Li Chi 李炽

Personal information
- Full name: Li Chi
- Date of birth: March 6, 1983 (age 43)
- Place of birth: Wuhua, Guangdong, China
- Height: 1.73 m (5 ft 8 in)
- Position: Midfielder

Youth career
- Guangdong Youth

Senior career*
- Years: Team / Apps / (Gls)
- 2003–2004: Guangdong Xiongying / 42 / (1)
- 2005–2014: Jiangsu Sainty / 144 / (11)

= Li Chi (footballer) =

Chinese footballer

Li Chi (李炽 (李熾, Lǐ Chì); born 6 March 1983 in Wuhua) is a Chinese football player.

==Club career==
===Shenzhen Kejian===
Li Chi would start his professional football career in the 2003 league season when he joined second tier football club Guangdong Xiongying and under the club's manager Wang Baoshan, he would immediately go on to be a vital member of the team which finished seventh.
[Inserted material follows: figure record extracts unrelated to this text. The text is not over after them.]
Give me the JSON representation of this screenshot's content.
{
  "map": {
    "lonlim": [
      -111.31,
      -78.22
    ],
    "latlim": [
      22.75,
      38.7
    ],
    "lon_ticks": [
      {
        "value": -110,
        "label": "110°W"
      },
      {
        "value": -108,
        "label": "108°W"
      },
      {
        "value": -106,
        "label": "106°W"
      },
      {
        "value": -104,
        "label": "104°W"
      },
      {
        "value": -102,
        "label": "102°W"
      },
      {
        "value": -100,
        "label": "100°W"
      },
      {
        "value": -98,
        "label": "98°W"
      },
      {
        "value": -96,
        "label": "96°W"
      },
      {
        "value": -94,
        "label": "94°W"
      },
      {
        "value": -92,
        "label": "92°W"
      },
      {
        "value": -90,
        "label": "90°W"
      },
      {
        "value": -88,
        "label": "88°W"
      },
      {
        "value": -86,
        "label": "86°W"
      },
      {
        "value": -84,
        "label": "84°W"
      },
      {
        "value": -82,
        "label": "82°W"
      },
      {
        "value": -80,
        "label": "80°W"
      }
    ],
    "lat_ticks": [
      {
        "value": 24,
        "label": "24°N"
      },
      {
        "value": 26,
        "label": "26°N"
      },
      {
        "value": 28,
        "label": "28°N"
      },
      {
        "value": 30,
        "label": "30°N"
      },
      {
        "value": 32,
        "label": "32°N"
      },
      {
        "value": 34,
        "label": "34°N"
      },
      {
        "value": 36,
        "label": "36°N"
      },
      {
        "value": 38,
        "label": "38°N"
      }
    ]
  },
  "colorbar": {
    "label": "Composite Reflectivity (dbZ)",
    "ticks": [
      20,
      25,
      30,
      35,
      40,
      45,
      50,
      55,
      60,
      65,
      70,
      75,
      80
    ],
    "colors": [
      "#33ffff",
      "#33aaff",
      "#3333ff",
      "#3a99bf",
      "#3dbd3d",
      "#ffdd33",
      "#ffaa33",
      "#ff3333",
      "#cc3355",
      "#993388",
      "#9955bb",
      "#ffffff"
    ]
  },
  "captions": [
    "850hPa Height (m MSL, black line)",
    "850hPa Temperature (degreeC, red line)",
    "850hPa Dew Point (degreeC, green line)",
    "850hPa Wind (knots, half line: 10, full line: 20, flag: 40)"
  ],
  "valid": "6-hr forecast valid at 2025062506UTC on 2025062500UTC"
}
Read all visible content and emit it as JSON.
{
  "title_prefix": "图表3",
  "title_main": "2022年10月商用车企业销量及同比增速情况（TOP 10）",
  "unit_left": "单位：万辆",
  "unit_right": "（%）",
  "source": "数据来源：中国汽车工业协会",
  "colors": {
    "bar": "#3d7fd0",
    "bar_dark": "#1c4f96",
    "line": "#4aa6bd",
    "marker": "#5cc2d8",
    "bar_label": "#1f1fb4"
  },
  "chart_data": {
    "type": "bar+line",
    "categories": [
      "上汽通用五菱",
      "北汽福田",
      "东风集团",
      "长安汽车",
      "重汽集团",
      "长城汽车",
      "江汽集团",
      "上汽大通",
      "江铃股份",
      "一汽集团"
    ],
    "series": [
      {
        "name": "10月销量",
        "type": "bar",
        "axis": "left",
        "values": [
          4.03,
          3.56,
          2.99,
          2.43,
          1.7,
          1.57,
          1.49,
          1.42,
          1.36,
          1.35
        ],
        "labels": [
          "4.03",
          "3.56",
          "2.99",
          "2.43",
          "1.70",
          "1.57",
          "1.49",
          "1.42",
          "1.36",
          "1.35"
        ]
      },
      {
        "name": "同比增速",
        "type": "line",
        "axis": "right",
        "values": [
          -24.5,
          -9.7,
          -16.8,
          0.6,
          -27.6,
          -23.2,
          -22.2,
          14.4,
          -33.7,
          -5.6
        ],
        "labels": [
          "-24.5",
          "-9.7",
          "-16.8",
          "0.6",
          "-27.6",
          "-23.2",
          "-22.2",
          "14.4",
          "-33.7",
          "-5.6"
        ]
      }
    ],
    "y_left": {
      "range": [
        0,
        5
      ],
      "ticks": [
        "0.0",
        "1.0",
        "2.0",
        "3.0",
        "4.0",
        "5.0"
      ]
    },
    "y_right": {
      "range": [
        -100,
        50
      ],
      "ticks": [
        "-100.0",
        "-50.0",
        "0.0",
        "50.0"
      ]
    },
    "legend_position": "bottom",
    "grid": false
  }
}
With the club facing financial difficulties the club moved to Shenzhen in hopes of getting better crowds and the club changed their name to Shenzhen Kejian to represent this. The move turned out to be disappointing on and off the field as the club finished the league tenth as well as becoming bankrupt in the process.

===Jiangsu Sainty===
Li transferred to second tier club Jiangsu Sainty in 2005 along with his previous coach Wang Baoshan and within his debut season see the club finish the league in fifth. The following season would see Wang Baoshan join top tier club Shenzhen Jianlibao, however Li remained as a succession of coaches came in to try to win promotion until Pei Encai came in and Li would play in fourteen league games and scored one goal as Jiangsu won the division title at the end of the 2008 China League One season.